Swanson JW, et al.: Comparison of Antipsychotic Medication Effects on Reducing Violence in People With Schizophrenia.British Journal of Psychiatry. 2008; 193:37-43.

Serotonin transporter gene 5-HTTLPR polymorphisms and the -1438G/A polymorphism in the 5-HT2A receptor gene are associated with treatment response in patients with bulimia, according to a study of women with a diagnosis of bulimia or eating disorder not otherwise specified characterized by binge eating and/or purging.

In the study, 111 patients were treated in an eating-disorder program that included 16 weeks of treatment, with the option of an additional 16 weeks of treatment. All participants received individual therapy, and a majority received group therapy and medications. Assessment data were derived from the 90 individuals who completed at least the first four months of treatment; there were data on 62 after eight months.

Patients who carried the alleles that have been associated with lower function of the serotonin transporter and the 5-HT2A receptor had significantly poorer outcomes than those who carried the high-functioning alleles in terms of weekly frequency of binge episodes at eight months, anxiety and depression response at four months, and change in impulsivity at eight months.

The authors commented that the genetic variations in serotonin dysregulation may affect patient response to bulimia treatment via the biological mechanism of impulsivity and borderline personality traits.

The study was funded by grants from the Quebec government and the Canadian Institutes for Health Research.

Steiger H, et al.: Serotonin-System Polymorphisms (5-HTTLPR and -1438G/A) and Responses of Patients With Bulimic Syndromes to Multimodal Treatments.Journal of Clinical Psychiatry. 2008. Posted online September 9.
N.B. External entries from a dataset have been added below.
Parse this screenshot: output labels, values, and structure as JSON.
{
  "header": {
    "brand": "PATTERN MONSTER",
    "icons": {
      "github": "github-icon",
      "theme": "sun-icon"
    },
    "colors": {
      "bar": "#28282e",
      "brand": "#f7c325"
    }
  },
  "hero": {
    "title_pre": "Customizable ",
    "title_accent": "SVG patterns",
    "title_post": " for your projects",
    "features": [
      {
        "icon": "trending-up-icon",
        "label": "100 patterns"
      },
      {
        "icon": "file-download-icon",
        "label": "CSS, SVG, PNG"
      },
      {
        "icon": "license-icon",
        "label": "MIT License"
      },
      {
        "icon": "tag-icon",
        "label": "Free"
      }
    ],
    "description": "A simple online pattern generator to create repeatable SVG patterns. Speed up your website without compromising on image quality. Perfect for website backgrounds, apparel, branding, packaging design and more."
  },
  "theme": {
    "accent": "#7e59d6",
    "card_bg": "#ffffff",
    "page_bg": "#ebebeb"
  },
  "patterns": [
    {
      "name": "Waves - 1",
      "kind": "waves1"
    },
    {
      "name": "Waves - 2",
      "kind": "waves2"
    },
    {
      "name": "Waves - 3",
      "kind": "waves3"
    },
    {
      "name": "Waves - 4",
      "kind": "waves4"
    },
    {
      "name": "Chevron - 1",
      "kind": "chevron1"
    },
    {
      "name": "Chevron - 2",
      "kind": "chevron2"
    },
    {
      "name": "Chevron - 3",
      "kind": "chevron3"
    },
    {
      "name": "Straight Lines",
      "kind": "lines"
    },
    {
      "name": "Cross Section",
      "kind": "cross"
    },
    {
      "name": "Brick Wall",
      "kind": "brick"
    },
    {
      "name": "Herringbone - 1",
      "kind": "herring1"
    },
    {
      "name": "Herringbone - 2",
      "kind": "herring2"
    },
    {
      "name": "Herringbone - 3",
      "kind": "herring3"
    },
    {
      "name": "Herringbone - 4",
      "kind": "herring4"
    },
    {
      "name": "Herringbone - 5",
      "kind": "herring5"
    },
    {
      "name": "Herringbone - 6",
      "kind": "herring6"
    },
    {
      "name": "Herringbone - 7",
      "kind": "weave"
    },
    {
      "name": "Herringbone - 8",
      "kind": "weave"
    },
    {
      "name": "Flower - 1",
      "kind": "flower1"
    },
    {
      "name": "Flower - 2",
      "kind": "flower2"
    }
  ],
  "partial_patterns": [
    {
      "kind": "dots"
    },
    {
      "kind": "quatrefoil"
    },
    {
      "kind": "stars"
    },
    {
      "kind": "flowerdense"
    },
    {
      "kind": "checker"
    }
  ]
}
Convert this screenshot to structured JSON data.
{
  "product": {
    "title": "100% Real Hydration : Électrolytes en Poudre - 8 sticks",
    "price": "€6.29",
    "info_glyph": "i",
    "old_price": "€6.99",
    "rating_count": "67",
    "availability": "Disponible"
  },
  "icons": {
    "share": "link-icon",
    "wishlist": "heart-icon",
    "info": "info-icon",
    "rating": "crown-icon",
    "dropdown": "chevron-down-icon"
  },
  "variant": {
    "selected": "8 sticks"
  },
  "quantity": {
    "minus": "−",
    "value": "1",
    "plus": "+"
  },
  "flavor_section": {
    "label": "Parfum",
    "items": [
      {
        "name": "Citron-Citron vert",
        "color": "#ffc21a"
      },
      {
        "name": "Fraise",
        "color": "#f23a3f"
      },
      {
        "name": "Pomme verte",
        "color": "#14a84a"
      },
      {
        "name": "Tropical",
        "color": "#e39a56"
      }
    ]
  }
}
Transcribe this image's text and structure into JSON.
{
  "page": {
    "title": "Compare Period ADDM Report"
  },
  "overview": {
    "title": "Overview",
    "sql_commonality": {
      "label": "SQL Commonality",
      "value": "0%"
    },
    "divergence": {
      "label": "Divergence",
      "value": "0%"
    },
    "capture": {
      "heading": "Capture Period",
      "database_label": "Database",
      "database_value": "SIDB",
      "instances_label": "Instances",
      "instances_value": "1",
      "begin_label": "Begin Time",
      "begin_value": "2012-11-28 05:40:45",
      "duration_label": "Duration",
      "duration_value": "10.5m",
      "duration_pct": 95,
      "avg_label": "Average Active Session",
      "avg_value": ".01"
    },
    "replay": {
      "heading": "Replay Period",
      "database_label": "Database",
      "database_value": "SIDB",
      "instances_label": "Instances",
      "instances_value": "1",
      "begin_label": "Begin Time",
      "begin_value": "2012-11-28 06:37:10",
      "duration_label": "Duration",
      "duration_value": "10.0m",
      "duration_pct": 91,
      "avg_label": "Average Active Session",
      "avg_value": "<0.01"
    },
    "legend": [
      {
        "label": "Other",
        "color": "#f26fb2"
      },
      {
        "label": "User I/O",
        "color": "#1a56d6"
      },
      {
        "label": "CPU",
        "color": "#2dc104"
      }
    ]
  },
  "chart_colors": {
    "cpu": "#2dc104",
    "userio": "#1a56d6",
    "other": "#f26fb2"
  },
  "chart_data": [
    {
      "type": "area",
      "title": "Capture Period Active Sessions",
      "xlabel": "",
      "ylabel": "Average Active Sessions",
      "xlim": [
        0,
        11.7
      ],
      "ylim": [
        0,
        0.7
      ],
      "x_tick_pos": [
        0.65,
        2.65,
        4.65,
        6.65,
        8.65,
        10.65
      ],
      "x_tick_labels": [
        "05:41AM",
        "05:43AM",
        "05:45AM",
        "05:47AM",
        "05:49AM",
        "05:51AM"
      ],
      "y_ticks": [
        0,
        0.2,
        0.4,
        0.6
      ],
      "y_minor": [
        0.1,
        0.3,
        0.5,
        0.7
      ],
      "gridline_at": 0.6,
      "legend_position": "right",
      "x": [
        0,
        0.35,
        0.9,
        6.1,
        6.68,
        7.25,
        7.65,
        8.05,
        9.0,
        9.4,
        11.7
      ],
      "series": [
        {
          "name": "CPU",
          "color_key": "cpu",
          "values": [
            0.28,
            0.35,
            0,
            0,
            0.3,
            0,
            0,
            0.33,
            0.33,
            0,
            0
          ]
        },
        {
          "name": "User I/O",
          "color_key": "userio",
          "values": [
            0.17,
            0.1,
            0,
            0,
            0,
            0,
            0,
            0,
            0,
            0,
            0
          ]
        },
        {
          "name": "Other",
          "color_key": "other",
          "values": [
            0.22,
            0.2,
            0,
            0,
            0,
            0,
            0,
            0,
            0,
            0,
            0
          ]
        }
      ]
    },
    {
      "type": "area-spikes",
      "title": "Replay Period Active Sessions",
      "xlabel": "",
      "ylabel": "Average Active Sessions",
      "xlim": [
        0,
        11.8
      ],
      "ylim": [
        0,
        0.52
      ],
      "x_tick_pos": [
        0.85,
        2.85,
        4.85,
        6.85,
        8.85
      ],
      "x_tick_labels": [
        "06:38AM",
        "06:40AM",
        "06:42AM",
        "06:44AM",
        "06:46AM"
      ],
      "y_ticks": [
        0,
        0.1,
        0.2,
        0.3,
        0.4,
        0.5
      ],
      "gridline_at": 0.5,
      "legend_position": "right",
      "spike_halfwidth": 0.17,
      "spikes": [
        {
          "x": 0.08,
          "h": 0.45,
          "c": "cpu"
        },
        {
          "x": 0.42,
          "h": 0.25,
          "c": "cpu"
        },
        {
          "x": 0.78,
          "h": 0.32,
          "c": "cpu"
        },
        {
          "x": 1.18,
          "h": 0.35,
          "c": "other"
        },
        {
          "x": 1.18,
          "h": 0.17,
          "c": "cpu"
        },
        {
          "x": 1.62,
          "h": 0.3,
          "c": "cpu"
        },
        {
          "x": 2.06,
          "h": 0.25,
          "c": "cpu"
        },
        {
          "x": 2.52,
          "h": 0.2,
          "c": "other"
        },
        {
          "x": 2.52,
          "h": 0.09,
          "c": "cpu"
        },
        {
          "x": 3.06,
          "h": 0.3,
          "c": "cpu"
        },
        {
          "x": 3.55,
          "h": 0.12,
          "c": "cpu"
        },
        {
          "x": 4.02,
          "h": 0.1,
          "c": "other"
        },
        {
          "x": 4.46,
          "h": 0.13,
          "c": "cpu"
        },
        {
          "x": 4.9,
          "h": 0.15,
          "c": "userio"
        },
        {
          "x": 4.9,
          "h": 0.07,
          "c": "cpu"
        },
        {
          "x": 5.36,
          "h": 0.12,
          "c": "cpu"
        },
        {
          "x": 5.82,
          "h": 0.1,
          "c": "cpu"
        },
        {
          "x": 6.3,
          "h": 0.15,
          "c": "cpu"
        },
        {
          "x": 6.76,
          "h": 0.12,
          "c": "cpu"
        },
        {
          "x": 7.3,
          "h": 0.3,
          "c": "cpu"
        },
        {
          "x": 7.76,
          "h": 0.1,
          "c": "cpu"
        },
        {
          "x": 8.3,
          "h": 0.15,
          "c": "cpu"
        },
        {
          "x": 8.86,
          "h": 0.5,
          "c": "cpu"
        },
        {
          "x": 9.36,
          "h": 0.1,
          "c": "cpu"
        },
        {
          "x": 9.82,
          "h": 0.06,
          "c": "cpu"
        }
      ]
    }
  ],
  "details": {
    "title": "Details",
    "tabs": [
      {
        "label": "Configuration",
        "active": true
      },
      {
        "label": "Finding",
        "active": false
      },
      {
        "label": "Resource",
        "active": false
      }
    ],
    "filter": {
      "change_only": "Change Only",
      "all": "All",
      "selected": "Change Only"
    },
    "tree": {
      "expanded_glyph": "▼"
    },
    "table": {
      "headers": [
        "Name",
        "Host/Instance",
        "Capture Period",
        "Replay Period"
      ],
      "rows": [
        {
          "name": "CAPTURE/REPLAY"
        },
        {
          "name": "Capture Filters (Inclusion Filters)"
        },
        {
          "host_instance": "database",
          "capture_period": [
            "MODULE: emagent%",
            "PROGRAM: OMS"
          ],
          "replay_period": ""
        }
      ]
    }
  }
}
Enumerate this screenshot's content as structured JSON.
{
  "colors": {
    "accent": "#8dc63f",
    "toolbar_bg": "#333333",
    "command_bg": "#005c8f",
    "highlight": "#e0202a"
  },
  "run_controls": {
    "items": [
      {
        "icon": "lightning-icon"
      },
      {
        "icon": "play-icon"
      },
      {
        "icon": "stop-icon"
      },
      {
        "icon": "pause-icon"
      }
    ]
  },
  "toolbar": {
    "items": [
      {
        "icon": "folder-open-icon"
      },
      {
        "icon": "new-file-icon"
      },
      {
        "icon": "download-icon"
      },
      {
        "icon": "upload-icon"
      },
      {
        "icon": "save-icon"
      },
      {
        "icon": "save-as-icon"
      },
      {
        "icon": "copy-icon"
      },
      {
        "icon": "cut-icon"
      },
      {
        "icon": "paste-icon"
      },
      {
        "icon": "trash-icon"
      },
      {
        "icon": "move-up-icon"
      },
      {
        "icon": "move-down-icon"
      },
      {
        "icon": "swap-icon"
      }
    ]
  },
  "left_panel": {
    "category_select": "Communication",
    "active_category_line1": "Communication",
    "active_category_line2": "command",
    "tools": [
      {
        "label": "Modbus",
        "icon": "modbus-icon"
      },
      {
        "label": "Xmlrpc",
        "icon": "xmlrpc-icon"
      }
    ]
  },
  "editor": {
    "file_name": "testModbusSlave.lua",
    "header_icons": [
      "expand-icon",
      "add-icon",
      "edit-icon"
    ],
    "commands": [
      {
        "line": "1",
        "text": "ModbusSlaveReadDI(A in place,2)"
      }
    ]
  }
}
Statin drugs, indicated for lowering cholesterol levels, may also lower the risk of dementia or cognitive impairment, according to a prospective, observational study in older Latino Americans.

In the Sacramento Area Latino Study on Aging, 1,789 participants aged 60 or older-were enrolled in 1998 and followed for long-term health status including dementia and cognitive impairment without dementia.

Of the 1,674 participants without dementia or cognitive impairment at baseline, 130 developed one of the conditions within five years of follow-up, including 10 with cognitive impairment who progressed to dementia during the study period.

Individuals who took statins during the period had about half the risk of developing dementia or cognitive impairment as those who did not take statins (hazard ratio: 0.52; 95 percent confidence interval: 0.34 to 0.80). The authors controlled for education, smoking status, the presence of the APOE e4 allele, and history of stroke or diabetes at baseline in analyses.

The study was funded by the National Institute on Aging.

Cramer C, et al.: Use of Statins and Incidence of Dementia and Cognitive Impairment Without Dementia in a Cohort Study.Neurology. 2008; 71:344-350.